There can be found, at all times of the day, any number of locals who use the resources that the campus library is legally obliged to offer to the public.
In the past though, there have been several altercations that have occurred in the library that involved non-VSU students.
“There have been incidents in the library that resulted in campus police being called,” Interim University Librarian Director, Alan Bernstein, said.
These people are not allowed back into the library as most of them have had community trespass warrants issued against them.
Instances like these have not proved to be of significant detriment to the VSU community.
Many students are not aware of the turmoil that a few non-students have brought with them.
“I don’t really care, as long as it doesn’t bother me or my studies,” Ben Young, junior history major, said.
Arianna Villegas, freshman biology major, agreed saying she doesn’t notice non-students much because she’s there to get a book and then leave.
“We have a lot of regular locals that come in and use our computers,” reference librarian, Elizabeth Barwick, said. “None of them have ever been really problematic though.”
VSU, as an “open campus,” must make its library available to anyone, whether or not they associate with the school, who want to check out books, use a computer or find a quiet place to read.
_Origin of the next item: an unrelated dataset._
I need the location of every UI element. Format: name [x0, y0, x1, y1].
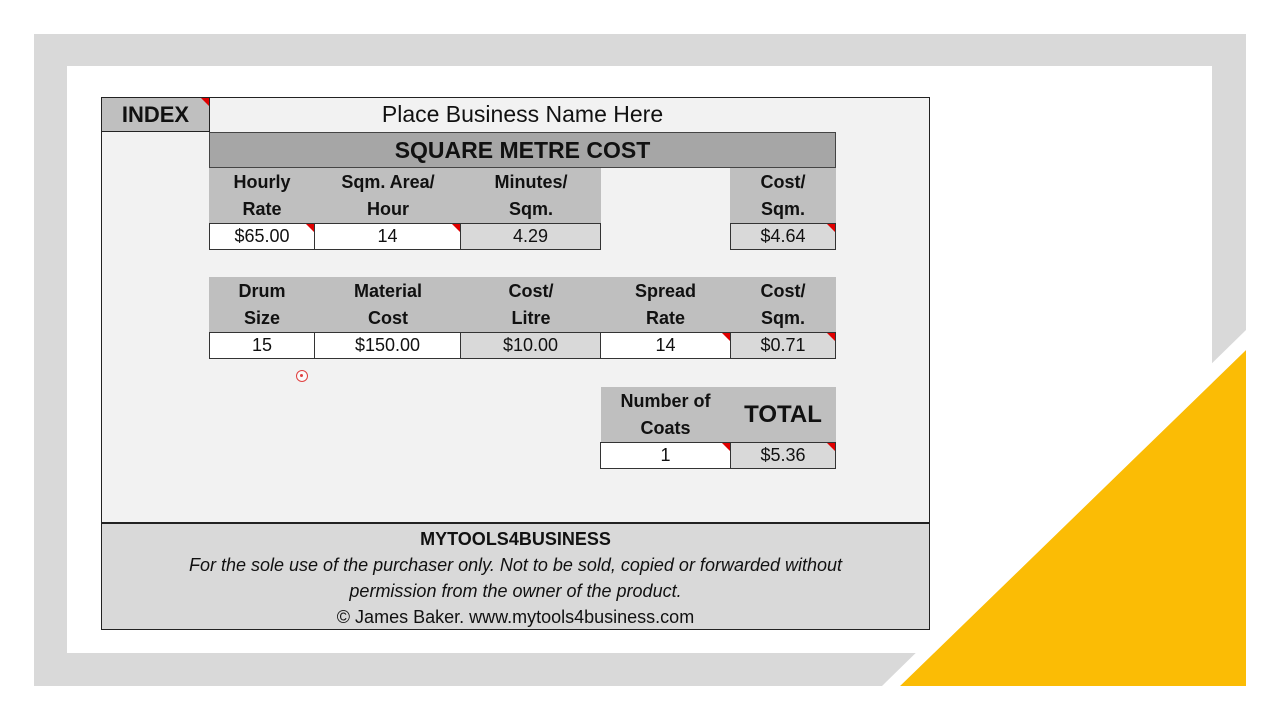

Some students, though, don’t think Valdostans should be allowed in the VSU library because there is a separate public library in Valdosta.
“I feel they’re not enrolled here nor are they paying the money we pay,” said Angelica Morris, senior early childhood and special education major. “The public library is free and that’s what it’s there for.”
There is even a set of four computers next to the second floor reference desk that do not require a VSU login for access that is specifically meant for use by anyone that is not VSU affiliated.
“We have four community computers at the moment,” Gallant said. “We’re a federal repository of government documents, and so we need to provide access for those who seek government documents including online ones.”
High school students are even welcomed to use the library but must be accompanied by an adult if under 16 years old.
There is really no effective system to determine a VSU student from a non-student. It is however, the libraries priority to ensure that the students are served first.
“We want to make sure student computers, that students pay for with technology fees are only accessible by students,” reference librarian Jeff Gallant said.